Given the success of British riders in the last Olympics and Brad Wiggins’ landmark Tour de France victory this year, it’s easy to understand the across the board explosion in UK interest in bike riding, while the exploits of Dan Martin and Nicolas Roche have captured Irish headlines.

But as well-heeled enthusiasts leave their BMWs in the garage and take to the roads aboard bicycles costing up to 9,000 apiece, this monumental explosion of not just spectator enthusiasm but active participation is a worldwide phenomena – and Mallorca seems to be at the heart of it, thanks to a year-round exercise-favourable climate, glorious scenery and superbly engineered roads along with a native population raised on cycle racing lore.
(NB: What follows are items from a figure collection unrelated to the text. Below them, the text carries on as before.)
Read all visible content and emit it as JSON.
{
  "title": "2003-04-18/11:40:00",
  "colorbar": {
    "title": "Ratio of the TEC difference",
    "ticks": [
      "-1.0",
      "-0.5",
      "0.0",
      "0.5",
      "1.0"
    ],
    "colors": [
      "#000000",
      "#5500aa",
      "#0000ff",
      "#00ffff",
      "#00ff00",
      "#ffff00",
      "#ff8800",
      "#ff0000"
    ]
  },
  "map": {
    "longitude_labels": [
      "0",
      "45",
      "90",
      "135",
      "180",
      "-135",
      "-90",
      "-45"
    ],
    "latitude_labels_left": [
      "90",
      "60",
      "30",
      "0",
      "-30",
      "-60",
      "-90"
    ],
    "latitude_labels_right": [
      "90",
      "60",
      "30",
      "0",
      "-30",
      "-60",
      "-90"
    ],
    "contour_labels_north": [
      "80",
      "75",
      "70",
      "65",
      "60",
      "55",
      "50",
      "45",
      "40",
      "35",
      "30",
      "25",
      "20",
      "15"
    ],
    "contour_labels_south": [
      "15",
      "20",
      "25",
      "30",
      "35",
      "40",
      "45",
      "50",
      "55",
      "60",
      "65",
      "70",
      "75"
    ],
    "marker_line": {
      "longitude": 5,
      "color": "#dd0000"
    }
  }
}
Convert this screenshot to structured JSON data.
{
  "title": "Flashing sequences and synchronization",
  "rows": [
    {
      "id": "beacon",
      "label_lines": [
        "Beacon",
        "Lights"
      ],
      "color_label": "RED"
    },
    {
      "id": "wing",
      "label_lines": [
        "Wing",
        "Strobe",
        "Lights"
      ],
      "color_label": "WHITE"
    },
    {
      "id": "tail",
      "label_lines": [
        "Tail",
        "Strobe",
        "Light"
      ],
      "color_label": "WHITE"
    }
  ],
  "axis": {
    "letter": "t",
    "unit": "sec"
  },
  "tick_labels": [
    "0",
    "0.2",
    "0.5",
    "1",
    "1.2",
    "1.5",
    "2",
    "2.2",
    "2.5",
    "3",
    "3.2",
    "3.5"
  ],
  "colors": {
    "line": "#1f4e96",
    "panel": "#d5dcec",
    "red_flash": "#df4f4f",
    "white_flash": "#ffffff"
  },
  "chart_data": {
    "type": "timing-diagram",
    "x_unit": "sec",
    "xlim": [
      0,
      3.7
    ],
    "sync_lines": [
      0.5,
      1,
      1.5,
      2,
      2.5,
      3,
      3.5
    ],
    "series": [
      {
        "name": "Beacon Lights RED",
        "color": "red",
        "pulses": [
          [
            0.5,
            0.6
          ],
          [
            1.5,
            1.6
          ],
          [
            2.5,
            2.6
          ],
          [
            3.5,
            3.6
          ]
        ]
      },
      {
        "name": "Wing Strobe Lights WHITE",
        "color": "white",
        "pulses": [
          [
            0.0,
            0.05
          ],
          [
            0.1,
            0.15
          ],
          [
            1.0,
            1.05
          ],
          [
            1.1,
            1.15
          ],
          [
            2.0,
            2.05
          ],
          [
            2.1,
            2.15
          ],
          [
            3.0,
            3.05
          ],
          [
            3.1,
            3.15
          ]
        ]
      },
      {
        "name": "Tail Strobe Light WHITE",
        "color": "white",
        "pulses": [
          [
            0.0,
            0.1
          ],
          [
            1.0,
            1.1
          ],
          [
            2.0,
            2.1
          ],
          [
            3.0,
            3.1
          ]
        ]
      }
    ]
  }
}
When I visited this spring, it was estimated that around 50,000 cyclists were on the island. They came from Scandinavia, the United States, Germany and two-dozen other nations besides the UK and Ireland. Many brought their own machines but there are plenty of bike rental shops on the island – their ranks full of advertising executives, money-men, doctors, engineers and other professionals. For once it was those in normal garb rather than the Lycra-clad hordes who seemed out of place.

Given the high social status of so many of these born-again cyclists, it’s Mallorca’s high-end hotel properties that have been able to reap benefit.

Set in the midst of a quiet, quintessentially rural web of traffic-free byways but with challenging mountain roads within short pedalling distance, the elegant Reads Hotel & Vespasian Spa, just outside the bustling little town of Santa Maria, is ideally placed as a cycling base. No wonder the holiday division of the famed Trek bike firm runs its programme from here.

Reads isn’t just cycling friendly, it’s run by a bike riding family and super-fit Malcolm Wyse, son-in-law of the hotel’s creator, often joins his guests for a spin. For Reads own high quality cycling package you simply need to bring your own helmet, cycling shoes and pedals – they will loan you a top-end Giant road bike.

The four-night package includes accommodation, a hearty buffet breakfast, three x three-course lunches or dinners in the hotel’s atmospheric Blues Brasserie, three deep-tissue massage sessions, energy drinks and energy bars to take out on the rides and free use of the spa and its pools – plus knowledge of how to find all the best cycling routes.

Reads isn’t just for bikies though. There are walks into the nearby jagged 4,850-ft Serra de Tramuntana Mountains; a vast range of watersports at the many seaside resorts while Palma is a short taxi ride away for a great night out. Alternatively, you could slum it in the heaving bars of Magaluf – or ‘Shagaluf’ as the lager lout hordes call it. Alternatively, there’s nothing to beat settling in the shade of one of Reads olive trees with an ice-cold beer and a good book, while anticipating some of the island’s finest cuisine.

It’s easy to tell if you are in Magaluf or its rival resort, El Arenal: the first is all Union flags and lager fuelled idiots, the second is lederhosen and sizzling sausages and race you to the sunbed.

Fortunately, it’s easy to escape the Costa del Blackpool and its G erman counterpart. Fortunately it’s easy to escape the madness and explore what is, with Corsica as its only challenger, far and away my favourite Mediterannean island – and what better way to explore it than on two wheels.

While you are doing it, don’t miss the winding road that clings to the cliff edges of the north coast, from the ddelightful little bay of Puerto Soller to Richard Brnason’s La Residencia property in Deai and beyond or the dizzying ride along the narrow crest of the Formentor its much photographed lighthouse.